MACOM Reports Fiscal Third Quarter 2017 Financial Results

Warrant Liability Expenses/Gains - are associated with mark-to-market fair value adjustments which are largely based on the value of our common stock, which may vary from period to period due to factors such as stock price volatility. We believe these amounts are not correlated to future business operations and including such charges does not reflect our ongoing operations.

Non-Cash Interest, Net - includes amounts associated with the amortization of certain fees associated with the establishment or amendment of our Credit Agreement and Term Loans that are being amortized over the life of the agreement.

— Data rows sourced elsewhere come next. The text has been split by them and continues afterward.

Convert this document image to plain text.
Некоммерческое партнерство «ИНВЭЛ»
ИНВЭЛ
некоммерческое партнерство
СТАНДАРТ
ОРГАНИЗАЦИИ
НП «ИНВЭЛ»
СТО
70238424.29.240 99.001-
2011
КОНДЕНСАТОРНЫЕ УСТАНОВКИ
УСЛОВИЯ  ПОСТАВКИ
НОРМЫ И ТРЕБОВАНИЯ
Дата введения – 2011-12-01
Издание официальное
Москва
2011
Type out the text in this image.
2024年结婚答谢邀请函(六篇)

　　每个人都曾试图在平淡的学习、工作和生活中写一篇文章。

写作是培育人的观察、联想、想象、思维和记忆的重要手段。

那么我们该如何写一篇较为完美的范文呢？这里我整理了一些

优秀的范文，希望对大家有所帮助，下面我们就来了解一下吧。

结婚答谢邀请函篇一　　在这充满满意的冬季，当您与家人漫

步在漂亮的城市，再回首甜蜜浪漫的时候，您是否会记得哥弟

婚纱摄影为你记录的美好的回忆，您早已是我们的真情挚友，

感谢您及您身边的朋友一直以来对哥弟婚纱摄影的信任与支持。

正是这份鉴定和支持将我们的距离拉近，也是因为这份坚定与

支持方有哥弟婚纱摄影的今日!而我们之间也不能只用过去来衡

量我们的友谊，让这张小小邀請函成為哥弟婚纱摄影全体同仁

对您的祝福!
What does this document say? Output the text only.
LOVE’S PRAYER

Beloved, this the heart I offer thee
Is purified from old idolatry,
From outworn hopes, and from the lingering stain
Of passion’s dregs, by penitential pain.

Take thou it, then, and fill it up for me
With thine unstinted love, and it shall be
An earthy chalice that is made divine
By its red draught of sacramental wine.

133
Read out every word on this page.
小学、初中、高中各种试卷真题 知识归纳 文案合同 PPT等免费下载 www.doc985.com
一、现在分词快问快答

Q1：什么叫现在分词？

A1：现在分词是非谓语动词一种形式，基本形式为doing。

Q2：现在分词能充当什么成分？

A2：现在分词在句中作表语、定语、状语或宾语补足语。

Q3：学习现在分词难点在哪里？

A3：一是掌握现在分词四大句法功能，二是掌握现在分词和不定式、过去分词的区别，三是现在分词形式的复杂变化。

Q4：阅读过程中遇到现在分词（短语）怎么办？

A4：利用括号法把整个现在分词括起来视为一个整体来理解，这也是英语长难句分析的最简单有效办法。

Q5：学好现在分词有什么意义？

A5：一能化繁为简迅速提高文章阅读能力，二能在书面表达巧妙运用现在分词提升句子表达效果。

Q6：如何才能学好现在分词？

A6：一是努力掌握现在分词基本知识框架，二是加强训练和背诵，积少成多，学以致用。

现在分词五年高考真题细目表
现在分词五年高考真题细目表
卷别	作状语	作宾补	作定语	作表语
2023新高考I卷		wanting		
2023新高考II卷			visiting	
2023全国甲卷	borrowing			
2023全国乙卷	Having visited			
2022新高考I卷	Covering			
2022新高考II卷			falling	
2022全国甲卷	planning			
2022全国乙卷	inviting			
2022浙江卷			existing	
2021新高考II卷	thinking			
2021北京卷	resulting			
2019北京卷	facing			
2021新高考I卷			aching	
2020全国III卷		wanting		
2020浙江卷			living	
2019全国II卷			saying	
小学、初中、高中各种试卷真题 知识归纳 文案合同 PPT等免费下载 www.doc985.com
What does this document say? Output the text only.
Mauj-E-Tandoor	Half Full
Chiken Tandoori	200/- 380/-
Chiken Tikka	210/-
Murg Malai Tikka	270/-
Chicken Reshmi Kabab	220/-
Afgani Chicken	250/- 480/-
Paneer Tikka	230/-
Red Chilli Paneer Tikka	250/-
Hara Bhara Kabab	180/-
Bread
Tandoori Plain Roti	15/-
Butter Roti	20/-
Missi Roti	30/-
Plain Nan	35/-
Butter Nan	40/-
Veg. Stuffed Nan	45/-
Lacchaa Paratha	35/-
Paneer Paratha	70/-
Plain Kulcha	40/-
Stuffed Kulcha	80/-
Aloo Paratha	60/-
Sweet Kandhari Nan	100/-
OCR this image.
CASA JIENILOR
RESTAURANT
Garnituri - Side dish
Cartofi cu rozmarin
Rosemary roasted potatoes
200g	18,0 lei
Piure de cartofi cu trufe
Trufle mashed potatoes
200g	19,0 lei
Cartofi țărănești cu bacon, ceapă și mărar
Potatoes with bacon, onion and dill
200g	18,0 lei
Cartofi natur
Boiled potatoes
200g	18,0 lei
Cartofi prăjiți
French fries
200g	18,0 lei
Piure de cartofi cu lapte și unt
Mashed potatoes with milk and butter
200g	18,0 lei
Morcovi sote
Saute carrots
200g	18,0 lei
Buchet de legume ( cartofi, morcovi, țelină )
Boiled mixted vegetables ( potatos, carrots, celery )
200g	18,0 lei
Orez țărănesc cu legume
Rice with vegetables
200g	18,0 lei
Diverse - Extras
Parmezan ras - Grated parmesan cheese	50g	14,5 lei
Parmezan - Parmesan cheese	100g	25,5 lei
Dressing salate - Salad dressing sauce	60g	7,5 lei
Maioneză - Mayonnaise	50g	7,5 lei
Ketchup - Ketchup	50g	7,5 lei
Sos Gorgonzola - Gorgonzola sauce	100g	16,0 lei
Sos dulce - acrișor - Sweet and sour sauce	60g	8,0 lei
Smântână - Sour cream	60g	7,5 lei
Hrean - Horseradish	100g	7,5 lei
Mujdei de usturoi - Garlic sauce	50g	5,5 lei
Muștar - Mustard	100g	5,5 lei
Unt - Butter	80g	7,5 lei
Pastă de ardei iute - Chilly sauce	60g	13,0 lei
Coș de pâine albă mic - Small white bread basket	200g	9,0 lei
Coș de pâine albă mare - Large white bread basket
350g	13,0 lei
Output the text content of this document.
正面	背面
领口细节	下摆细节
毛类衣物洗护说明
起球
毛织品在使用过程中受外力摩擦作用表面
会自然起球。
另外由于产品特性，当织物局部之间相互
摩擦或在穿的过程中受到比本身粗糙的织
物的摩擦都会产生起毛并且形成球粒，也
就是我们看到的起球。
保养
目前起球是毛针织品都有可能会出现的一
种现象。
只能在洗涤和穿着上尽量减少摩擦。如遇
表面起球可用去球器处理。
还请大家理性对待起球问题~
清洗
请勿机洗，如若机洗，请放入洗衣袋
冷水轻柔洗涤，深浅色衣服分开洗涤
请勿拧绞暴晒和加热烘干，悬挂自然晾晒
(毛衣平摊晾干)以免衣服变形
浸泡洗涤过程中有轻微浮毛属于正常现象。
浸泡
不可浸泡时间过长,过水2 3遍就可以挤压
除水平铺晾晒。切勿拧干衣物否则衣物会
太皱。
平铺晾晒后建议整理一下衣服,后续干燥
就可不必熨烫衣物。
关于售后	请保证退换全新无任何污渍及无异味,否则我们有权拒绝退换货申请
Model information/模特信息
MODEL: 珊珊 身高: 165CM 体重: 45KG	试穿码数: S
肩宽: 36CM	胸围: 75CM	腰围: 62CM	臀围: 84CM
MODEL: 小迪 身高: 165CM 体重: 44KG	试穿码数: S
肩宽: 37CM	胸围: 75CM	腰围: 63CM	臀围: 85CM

We believe these amounts are non-cash in nature and not correlated to future business operations and including such charges does not reflect our ongoing operations.

Litigation Costs - includes gains, losses and expenses related to the resolution of other-than-ordinary-course threatened and actually filed lawsuits and other-than-ordinary-course contractual disputes and legal matters. We exclude these gains and losses because they are not considered by management in making operating decisions. We believe such gains, losses and expenses do not necessarily reflect the performance of our ongoing operations for the period in which such charges are recognized and the amount of such gains or losses and expenses can vary significantly between companies and make comparisons less reliable.

Acquisition and Integration Related Costs - includes such items as professional fees incurred in connection with pre-acquisition and integration specific activities, post-acquisition employee retention amounts, contingent consideration adjustments, severance and other amounts accrued or paid to terminated employees of acquired businesses, costs including salaries incurred which are not expected to have a continuing contribution to operations or are expected to have a diminishing contribution during the integration period and the amortization of the fair market step-up value of acquired inventory and fixed assets. We believe the exclusion of these items is useful in providing management a basis to evaluate ongoing operating activities and strategic decision making.

Discontinued Operations excluding consulting income - includes the profit and loss amounts of discontinued operations, with the exception of consulting income associated with a consulting agreement we entered into at the time of our Automotive business divestiture. We believe excluding gains and losses associated with historically divested businesses from our net income provides management with a comparable basis to our current ongoing operating activities. We do not exclude the consulting agreement income classified as discontinued operations because management views this income as part of our ongoing operations and correlated with future operations since we both derive income and incur ongoing costs associated with the consulting services available under the consulting agreement.

Other - primarily include transaction expenses incurred as part of our Credit Agreement Amendments in the fourth fiscal quarter of 2016 as well as the second and third fiscal quarters of 2017. We believe these amounts are not correlated to future business operations and including such charges does not reflect our ongoing operations.

Tax Effect of Non-GAAP Adjustments - adjustments to arrive at an estimate of our Adjusted Non-GAAP tax rate associated with our Adjusted Non-GAAP income over a period of time. We determine our Adjusted Non-GAAP income tax rate by using applicable rates in taxing jurisdictions and assessing certain factors including our historical and forecast earnings by jurisdiction, discrete items, cash taxes paid in relation to our Adjusted Non-GAAP Net Income before income taxes and our ability to realize tax assets. We generally assess this Adjusted Non-GAAP income tax rate quarterly and have utilized 10% for our second and third fiscal quarters of 2017, 12% for our first fiscal quarter of 2017 and 15% for our fiscal year 2016. Our historical effective income tax rate under GAAP has varied significantly from our Adjusted Non-GAAP income tax rate. Items that have historically resulted in significant difference between our effective income tax rate under GAAP and our Adjusted Non-GAAP income tax rate include changes in fair values of the common stock warrant liability, which is excluded from our Adjusted Non-GAAP net Income and is neither deductible nor taxable for tax purposes, income taxed in foreign jurisdictions at generally lower tax rates, non-deductible compensation, research and development tax credits and merger expenses, as well as the establishment of a valuation allowance against our U.S. deferred tax assets during the three months ended March 31, 2017. We believe it is beneficial for our management to review our Adjusted Non-GAAP income tax rate on a consistent basis over periods of time. Items such as those noted above may have a significant impact on our U.S. GAAP income tax expense and associated effective tax rate over time. Our Adjusted Non-GAAP income tax rate is an estimate, and may differ from our effective income tax rate determined under GAAP.

Adjusted EBITDA - is a calculation that adds depreciation expense and consulting agreement income to our Adjusted Non-GAAP Income from Operations. Adjusted EBITDA is a measure that management reviews and utilizes for operational analysis purposes. We believe competitors and others in the financial industry utilize this Non-GAAP measure for analysis purposes.

Free Cash Flow - is a calculation that starts with cash flow from operating activities, reduces this amount by our capital expenditures in the applicable period and adds AppliedMicro transaction related payments. Free Cash Flow is a measure that management reviews and utilizes for cash flow analysis purposes. We believe competitors and others in the financial industry utilize this Non-GAAP measure for analyzing a company's cash flow.